Odds are you never even heard of it, but back in the eighties, William Gibson wrote a first novel called Neuromancer, which some of us thought pretty darned highly of. It was bright, action-filled, and bulging with nifty ideas. Unfortunately, it was also "literary." The hero was an affectless junky, his best friend was dead, and the language itself was a pretentious melange of hipster lingo and noir detective-speak. It sold about fifteen copies, and Gibson disappeared for almost two decades.
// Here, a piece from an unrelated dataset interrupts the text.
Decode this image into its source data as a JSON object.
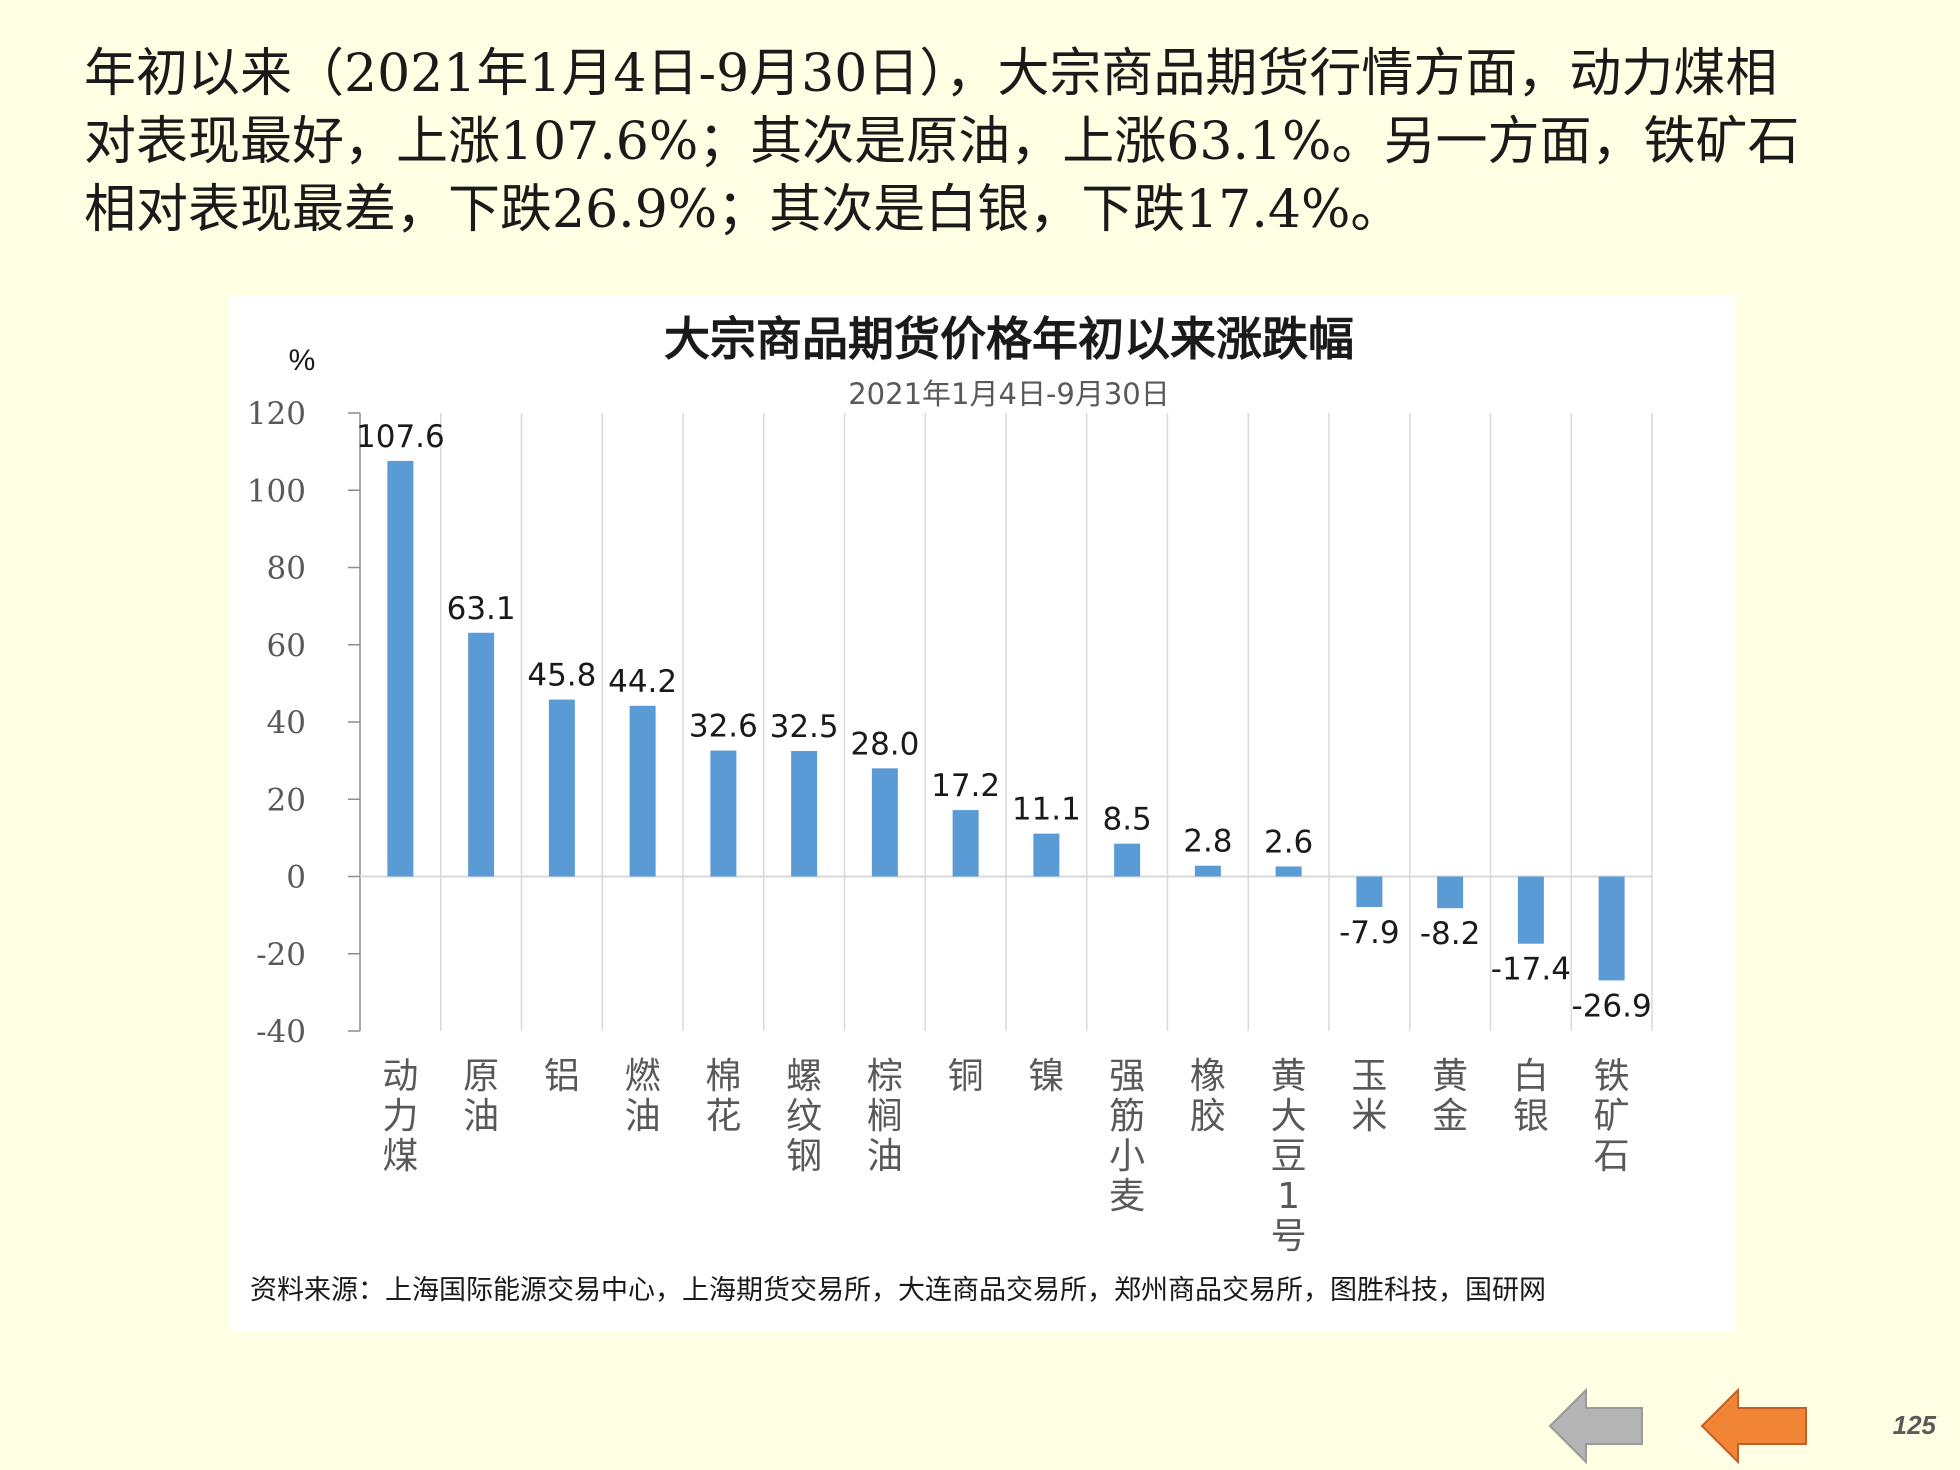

But now he's back, and triumphantly so with the first of a new adventure series featuring the captain and crew of the StarSurveyor Mustang Sally. The clotted prose of his first book has been replaced by short, clean sentences of an almost Asimovian clarity. Gone are such weird and unlikely neologisms as "flatline" and "cyberspace," replaced by infinitely more plausible coinages such as "plasteel" and "lasegun." Gone, above all, is the negativity. Commander Bobby Rydell is a hero for our times. Strong as a lion and yet cunning as well, a "Hannibal of Space," as Gibson puts it, the infinitely competent Rydell faces challenge after challenge with daring and aplomb.

The plot, it has to be admitted, is a little slapdash. Essentially, the crew of the Mustang Sally travel from planet to planet, encountering alien monsters which, after initial setbacks, they kill. But so what? This is space opera in the grand manner, and surely only the first in a very long series. You can see the groundwork being laid. Will Nurse Chevette admit her feelings for Commander Rydell? Will Idoru (the ship's computer) ever get the physical body she yearns for? What terrible secret is the alien boy Silencio hiding? There's enough here to keep the pots boiling and the plots churning for decades to come.

I don't think I'm going out on a limb here when I say that William Gibson is the A. E. Van Vogt, the E. E. "Doc" Smith, possibly even the Gene Roddenberry of the new Millennium. Just remember, you heard it here first!